The injured child’s mother recalled looking down at her feet outside their home seeing her son, “lying there lifeless and bleeding from the head – my other children were also screaming.

“I will never forget the gut-wrenching feeling that I knew something very serious was wrong. We feared for our little boy whose life was hanging by a thread as minutes seemed like hours.

“To my dismay, I was told that they didn’t stop, they kept driving at high speed on exiting the estate. I was shocked that they left my baby to die on the side of the road.

He went by ambulance to CUH where his father and I watched helpless while he had a seizure, his eyes rolled in the head and he was frothing from the mouth. He was resuscitated in front of us.

“We were rushed out of the room where doctors and nurses worked tirelessly to save his life, unlike the occupants of the car that knocked him down who failed to even raise the alarm. All they cared about was not getting caught.

“He was put on life support and transferred to Temple Street hospital in Dublin. We discovered he had suffered a broken collarbone, a broken shoulder blade, fractured hip and a collapsed left lung, a bleed on the brain and most serious of all a diffuse axonal brain injury. He was in an induced coma

“Our perfect happy, healthy little boy would have to fight the bravest battle of his life at the tender age of two years and eight months – we were heartbroken as were the rest of our extended family

“I can’t put into words how horrendously helpless we felt – while this was happening our other children were suffering at home in Cork.

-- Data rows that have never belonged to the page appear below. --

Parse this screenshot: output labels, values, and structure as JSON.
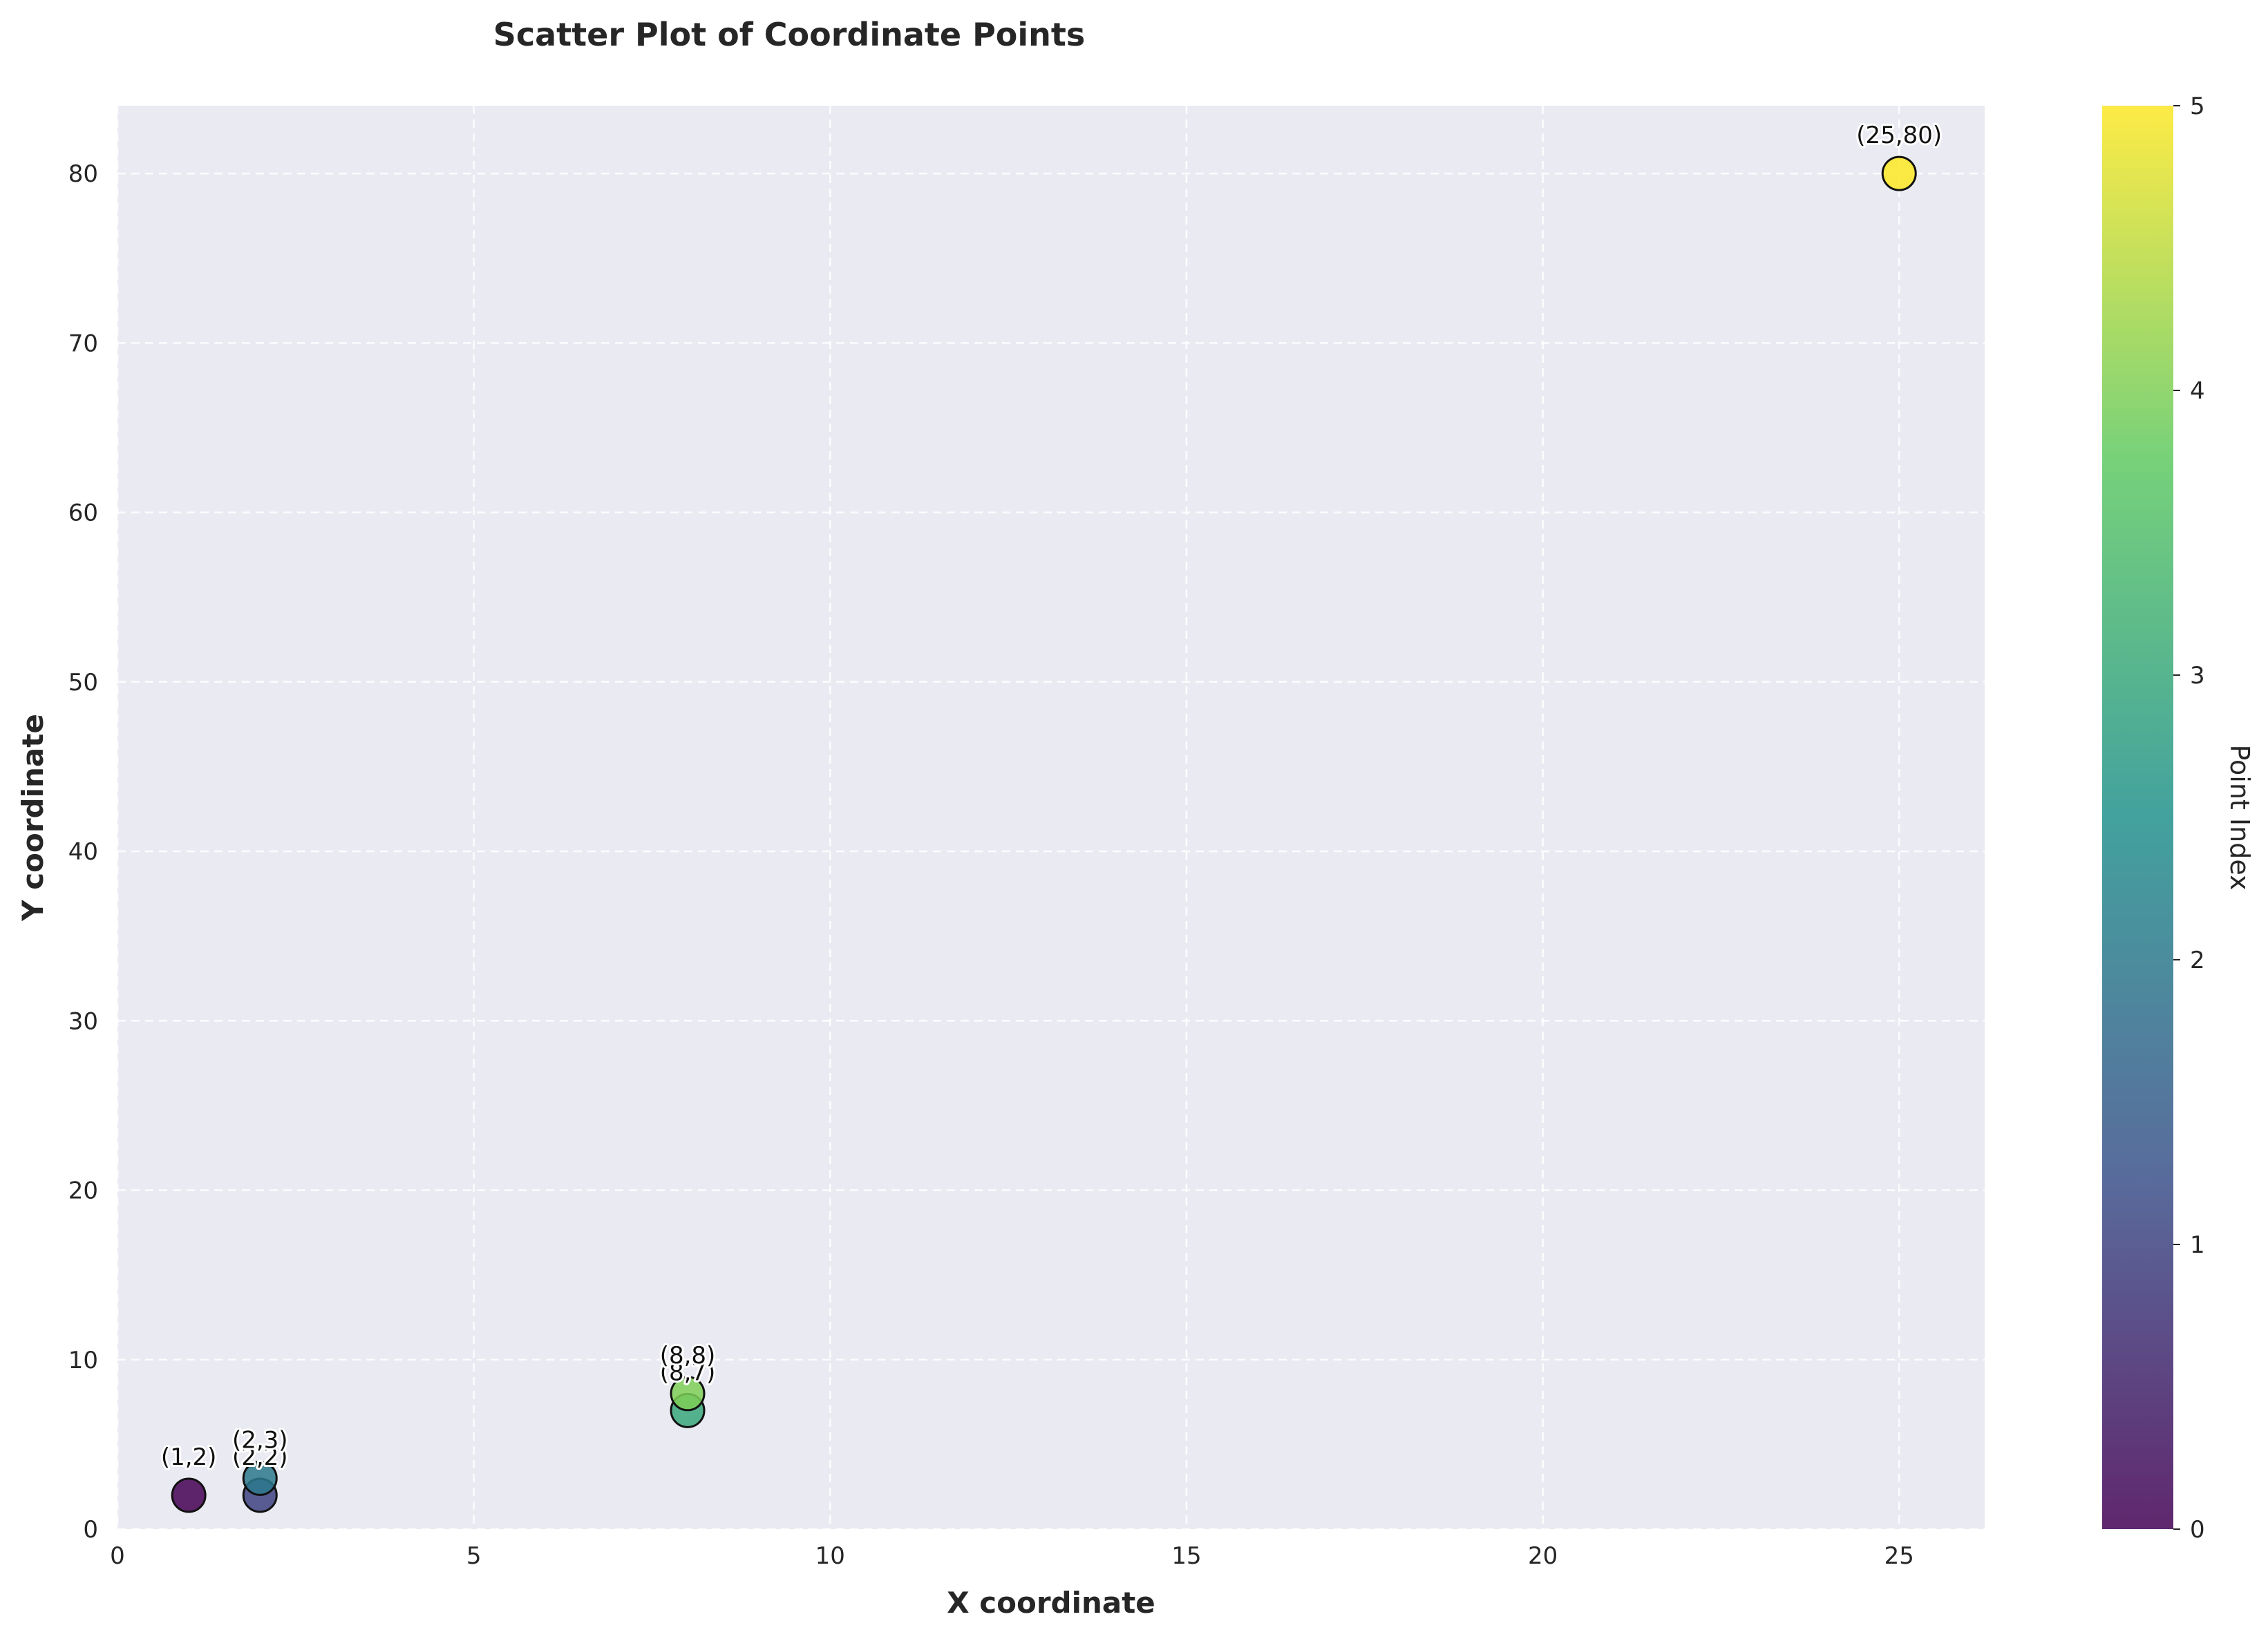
{
  "chart_data": {
    "type": "scatter",
    "title": "Scatter Plot of Coordinate Points",
    "xlabel": "X coordinate",
    "ylabel": "Y coordinate",
    "xlim": [
      0,
      26.2
    ],
    "ylim": [
      0,
      84
    ],
    "x_ticks": [
      0,
      5,
      10,
      15,
      20,
      25
    ],
    "y_ticks": [
      0,
      10,
      20,
      30,
      40,
      50,
      60,
      70,
      80
    ],
    "grid": true,
    "background_color": "#eaeaf2",
    "colormap": "viridis",
    "points": [
      {
        "x": 1,
        "y": 2,
        "index": 0,
        "label": "(1,2)"
      },
      {
        "x": 2,
        "y": 2,
        "index": 1,
        "label": "(2,2)"
      },
      {
        "x": 2,
        "y": 3,
        "index": 2,
        "label": "(2,3)"
      },
      {
        "x": 8,
        "y": 7,
        "index": 3,
        "label": "(8,7)"
      },
      {
        "x": 8,
        "y": 8,
        "index": 4,
        "label": "(8,8)"
      },
      {
        "x": 25,
        "y": 80,
        "index": 5,
        "label": "(25,80)"
      }
    ],
    "colorbar": {
      "label": "Point Index",
      "range": [
        0,
        5
      ],
      "ticks": [
        0,
        1,
        2,
        3,
        4,
        5
      ],
      "colors": [
        "#440154",
        "#3b528b",
        "#21918c",
        "#5ec962",
        "#fde725"
      ]
    }
  }
}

‘Permanent traumatic brain injury’

“The incident made national news and our other kids were being asked at school if their brother had died – this was very upsetting. He was unable to walk, talk or use his hands –he couldn’t even hold his head – he was like a new baby all over again. He was being fed through a tube and he had started a rehabilitation programme in Temple Street. He would have to relearn how to do everything again and nobody could say for sure whether he could do any of these things again.

“He spent eight days on life support, 12 days in intensive care, and seven weeks in Temple Street and then transferred back to CUH where he spent another two weeks and he recently spent another two weeks in the national Rehabilitation Hospital in Dun Laoghaire and will have to spend time there again next year.

“He has a permanent traumatic brain injury and he will suffer with this for the rest of his life. He struggles with his speech his processing is slower, his understanding of things isn’t as it should be – he has sensory issues which he never had.

“He’s highly emotional and he is too young to do a neuro assessment of him but it is possible he could have learning difficulties and an intellectual disability and we were told he would probably stay dependent for the rest of his life – all of this has taken its toll on our family so much

“Our home which we worked so hard to buy just doesn’t feel the same anymore, we don’t feel safe anymore. We don’t, and our children don’t feel safe, they won’t even stay downstairs on their own if I am upstairs.

“He has never expressed any remorse whatsoever to me for what he has inflicted on our son and family.

“Our lives now consist of daily appointments with speech and language, physiotherapy, occupational therapy while also caring for our other two children – life is draining at the moment and this is down to the defendant’s complete disregard for the law and his reckless behaviour.”

The child’s mother expressed her thanks for the support from family, friends, neigbhbours, the wider community, gardaí, ambulance crews, doctors and nurses at CUH and Temple Street and staff at National Rehabilitation Centre and Support for Victims After Crime.